Video

Predicting Exacerbation of Asthma

Dareen D. Siri, MD, FAAAAI, FACAAI, reviews the tools available to predict the exacerbation of asthma, highlighting spirometry and biomarkers as effective tools

Raffi Tachdjian, MD, MPH, FAAAAI, FACAAI: On that point of recurrence, I’m going to turn it back to you, Dr Siri. What are the factors that influence the recurrence of these exacerbations? Are we at a point in history where we can start predicting or have tools to catch these earlier before they completely exacerbate and are out of our hands? Not just emergency care—they might be in the intensive care unit.

Dareen D. Siri, MD, FAAAAI, FACAAI: Many things could predict exacerbation rates. One is environmental triggers. We talked about seasonal asthma, for example. They could be allergic triggers, mites, pollutants irritants, and occupational hazards for some patients. There can be other factors, like tobacco smoke. We see a lot of respiratory infections during the fall, winter, and post–COVID-19 there may be more in the spring. We’re seeing things such as viral infections, a lot of colds, cases of the flu, and things like that.

Beyond that, there’s also this layer of undertreatment, whether it’s from nonadherence to medication, patients not understanding the full concept of preventive medications, and not relaying that information to their primary care doctor and specialists. As a result, we undertreat them. That can be a major risk factor for severe exacerbations. There are also psychological implications. There are patients who are depressed. Maybe they’re not doing the things that they want to do. Maybe this is a burden that they hadn’t thought about. We always have to think about the patient perspective and their psychology.

Besides that, the most important factors when we treat—and we’re talking about type 2 inflammation—are comorbid diseases. CRS [chronic rhinosinusitis] with nasal polyps is a huge trigger for many of our patients when they have sinusitis and nasal polyps. When that exacerbates, it tracks along with asthma exacerbations, whether it’s a consequence or a correlation. That’s huge. Also, gastroesophageal reflux disease, obesity, and even allergies. Those comorbidities have to be taken into account when we think about things that may lend to the fact that the patient might have more severe exacerbations.

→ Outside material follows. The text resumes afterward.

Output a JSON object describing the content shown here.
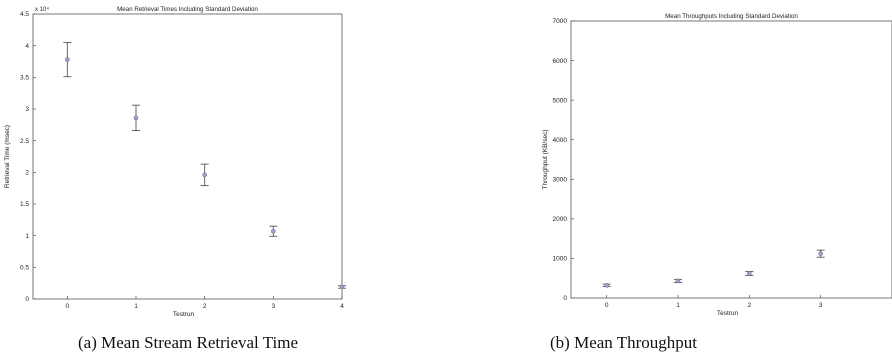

Objectively, we can measure lung function. From a specialist perspective that can be spirometry, which measures force export volume in 1 second. It also measures volume and speed by tidal volume and forced exhalations. Every patient with moderate to severe asthma deserves spirometry every year, as demonstrated by the guidelines. But it’s hard in a primary care setting. It’s difficult for primary care doctors to have access to spirometry. I don’t think it’s a difficult technology to incorporate in their office, but it would be really useful for patients. If they can’t get it through the hospital or a specialist, they can incorporate it in their office. As a surrogate, they may do peak expiratory flow rate, which may be helpful because a fall in peak expiratory flow could represent that a patient is heading for an exacerbation. Biomarkers are another way to look at whether a patient may have a risk for severe exacerbations and certain symptoms. This is easy to do in a primary care setting. We have validated questionnaires like the Asthma Control Test and the Asthma Control Questionnaire. This can be implemented easily in primary care or specialist setting to follow a patient to see if they’re at risk for a severe exacerbation.

Raffi Tachdjian, MD, MPH, FAAAAI, FACAAI: Kudos for enunciating and spelling out all the acronyms that take forever to do. You did it flawlessly. Thank you.